7. Accept the Loan and Start Repayment

Once a borrower has accepted the loan, they’ll need to start making repayments to their new lender. However, first, they need to make sure that their original creditors are paid off. While some lenders will directly pay the original creditors, some will fund the borrower the money and leave them to pay the original lenders. In this case, it’s important for borrowers to pay that debt off immediately. If the new lender is responsible for directly paying off the original creditors, the borrower may want to check with both the new and old lenders to verify that this is done.

Once the borrower starts making payments, they’ll want to keep up with the minimum monthly amount required. However, borrowers can save money in the long run by putting down extra payments on the debt consolidation loan. The longer the loan is dragged out, the lower the minimum payments but the higher the interest rate, and vice versa.

What Information And Documentation Will Loan Providers Ask For?

During the application process, consumers will give their contact information, their income, how much funding they’re looking for, their credit score, and what they plan to use the money for. Once this has been submitted by the consumer, the lender will reach out and ask to verify the information. Depending on the type of lender, the consumer can do this either online or in person.
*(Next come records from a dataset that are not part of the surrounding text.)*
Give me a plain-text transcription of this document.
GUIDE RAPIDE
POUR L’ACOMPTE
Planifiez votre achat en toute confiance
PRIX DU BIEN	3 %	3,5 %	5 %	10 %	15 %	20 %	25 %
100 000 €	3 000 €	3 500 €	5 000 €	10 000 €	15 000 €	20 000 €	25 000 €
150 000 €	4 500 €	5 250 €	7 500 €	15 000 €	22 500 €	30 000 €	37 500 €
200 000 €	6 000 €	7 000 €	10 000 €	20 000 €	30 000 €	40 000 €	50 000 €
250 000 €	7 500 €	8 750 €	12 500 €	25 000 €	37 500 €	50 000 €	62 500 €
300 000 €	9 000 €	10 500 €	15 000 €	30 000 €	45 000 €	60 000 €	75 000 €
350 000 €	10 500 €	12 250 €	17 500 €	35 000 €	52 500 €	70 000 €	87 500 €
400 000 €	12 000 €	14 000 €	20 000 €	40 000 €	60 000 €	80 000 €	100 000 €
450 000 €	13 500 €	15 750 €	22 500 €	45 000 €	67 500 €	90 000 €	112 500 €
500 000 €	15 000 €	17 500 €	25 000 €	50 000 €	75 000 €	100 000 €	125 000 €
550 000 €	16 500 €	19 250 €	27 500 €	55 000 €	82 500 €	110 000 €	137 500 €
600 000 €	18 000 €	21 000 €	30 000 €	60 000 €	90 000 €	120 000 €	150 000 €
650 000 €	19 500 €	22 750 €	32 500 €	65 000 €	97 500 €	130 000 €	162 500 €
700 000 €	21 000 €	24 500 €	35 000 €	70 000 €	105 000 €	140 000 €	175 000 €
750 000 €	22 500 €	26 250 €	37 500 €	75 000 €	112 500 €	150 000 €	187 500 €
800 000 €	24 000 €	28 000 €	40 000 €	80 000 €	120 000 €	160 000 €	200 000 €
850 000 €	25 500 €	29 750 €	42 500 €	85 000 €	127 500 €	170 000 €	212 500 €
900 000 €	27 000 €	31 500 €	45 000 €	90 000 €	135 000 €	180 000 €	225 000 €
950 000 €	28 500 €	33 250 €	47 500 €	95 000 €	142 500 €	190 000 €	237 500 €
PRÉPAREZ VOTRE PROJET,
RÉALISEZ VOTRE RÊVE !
The documents consumers may need to provide can include:

  • Proof of income: Copy of pay stub/bank statement/tax return
  • Proof of identification: Copy of driver’s license/passport/social security card
  • Address verification: Proof of residence/utility bills/lease agreements

Where Can the Best Debt Consolidation Loans Be Found?

Because the hunt for a debt consolidation loan can be a complex and deeply personal decision, it’s important for consumers to take their time and do their due diligence in researching their options. Comparing rates, loan terms, loan amounts, fees, and the funding timeline can make a big difference in determining whether a particular lender is a good fit for them. It’s especially important that potential borrowers read the fine print on any loan offer to make sure they understand all the implications and avoid any unexpected terms.
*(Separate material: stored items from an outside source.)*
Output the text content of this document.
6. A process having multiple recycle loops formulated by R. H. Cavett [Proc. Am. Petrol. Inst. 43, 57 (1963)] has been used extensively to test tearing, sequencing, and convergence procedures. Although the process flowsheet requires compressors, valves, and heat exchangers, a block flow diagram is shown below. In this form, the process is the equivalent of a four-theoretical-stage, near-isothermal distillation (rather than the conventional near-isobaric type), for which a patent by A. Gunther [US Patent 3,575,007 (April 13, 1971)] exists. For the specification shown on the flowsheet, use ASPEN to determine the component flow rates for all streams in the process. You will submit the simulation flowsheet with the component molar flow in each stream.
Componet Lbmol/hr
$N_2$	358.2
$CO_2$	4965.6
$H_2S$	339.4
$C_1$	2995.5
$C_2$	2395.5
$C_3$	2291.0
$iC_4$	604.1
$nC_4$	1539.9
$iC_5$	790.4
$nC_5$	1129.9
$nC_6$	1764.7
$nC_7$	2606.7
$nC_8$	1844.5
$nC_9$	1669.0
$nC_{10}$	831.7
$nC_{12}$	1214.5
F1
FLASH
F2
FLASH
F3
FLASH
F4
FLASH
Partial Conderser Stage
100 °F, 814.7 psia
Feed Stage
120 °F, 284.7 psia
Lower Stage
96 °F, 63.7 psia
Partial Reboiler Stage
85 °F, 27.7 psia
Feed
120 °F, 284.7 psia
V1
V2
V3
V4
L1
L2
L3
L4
Consumers may also want to put together a budget or financial plan for paying off their debt. This way consumers can estimate how much they can afford to pay and provide greater insight as to whether a debt consolidation loan is a right choice for them.
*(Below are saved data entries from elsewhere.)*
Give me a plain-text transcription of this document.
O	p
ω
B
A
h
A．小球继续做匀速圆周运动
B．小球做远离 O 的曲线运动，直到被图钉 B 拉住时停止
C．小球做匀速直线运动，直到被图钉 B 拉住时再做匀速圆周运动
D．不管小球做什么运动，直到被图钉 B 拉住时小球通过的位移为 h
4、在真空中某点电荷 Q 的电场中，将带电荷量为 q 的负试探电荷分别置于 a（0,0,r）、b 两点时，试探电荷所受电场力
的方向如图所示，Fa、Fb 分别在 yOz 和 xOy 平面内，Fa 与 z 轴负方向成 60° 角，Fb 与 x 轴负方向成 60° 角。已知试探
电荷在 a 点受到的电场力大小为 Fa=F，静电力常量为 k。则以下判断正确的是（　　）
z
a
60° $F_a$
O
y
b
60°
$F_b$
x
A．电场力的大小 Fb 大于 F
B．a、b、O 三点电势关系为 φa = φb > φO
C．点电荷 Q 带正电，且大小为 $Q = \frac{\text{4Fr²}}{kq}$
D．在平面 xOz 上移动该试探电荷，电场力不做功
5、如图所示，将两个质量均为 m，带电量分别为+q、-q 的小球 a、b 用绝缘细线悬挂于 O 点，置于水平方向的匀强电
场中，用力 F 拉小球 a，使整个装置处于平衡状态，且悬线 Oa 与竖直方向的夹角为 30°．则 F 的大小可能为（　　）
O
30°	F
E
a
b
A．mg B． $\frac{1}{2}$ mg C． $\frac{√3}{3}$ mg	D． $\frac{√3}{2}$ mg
To learn more about the various options on the market, consumers can read our best debt consolidation loans available.

How A Debt Consolidation Loan Can Affect Your Credit Score

Before applying for a loan, it’s recommended to understand how debt consolidation affects your credit score. While a debt consolidation loan may negatively impact a borrower’s credit score because they’ll need to go through a hard credit check, their score will eventually bounce back. Making consistent, on-time payments on a debt consolidation loan can have a positive effect on a person’s credit score if the lender reports the payments to the credit bureaus.

Debt Consolidation vs Personal Loans

Personal loans can be used for just about any purpose, whether that be to pay for a wedding or pay medical bills. These loans are typically unsecured, meaning they don’t require collateral and have fixed interest rates. While a debt consolidation loan is a type of personal loan, there is a difference between debt consolidation and personal loans. Debt consolidation loans are specifically geared toward paying off existing debts by rolling them into one loan.

Debt Consolidation & Wage Garnishment

People can have their wages garnished if they’re unable to pay their debts, and learning how to deal with wage garnishment can be a confusing process. Wage garnishment is when an employer is legally required to hold out a certain portion of a person’s paycheck. That portion will then go toward paying off the delinquent debts. Paychecks can be garnished to pay off student loans, child support, credit cards, and loans.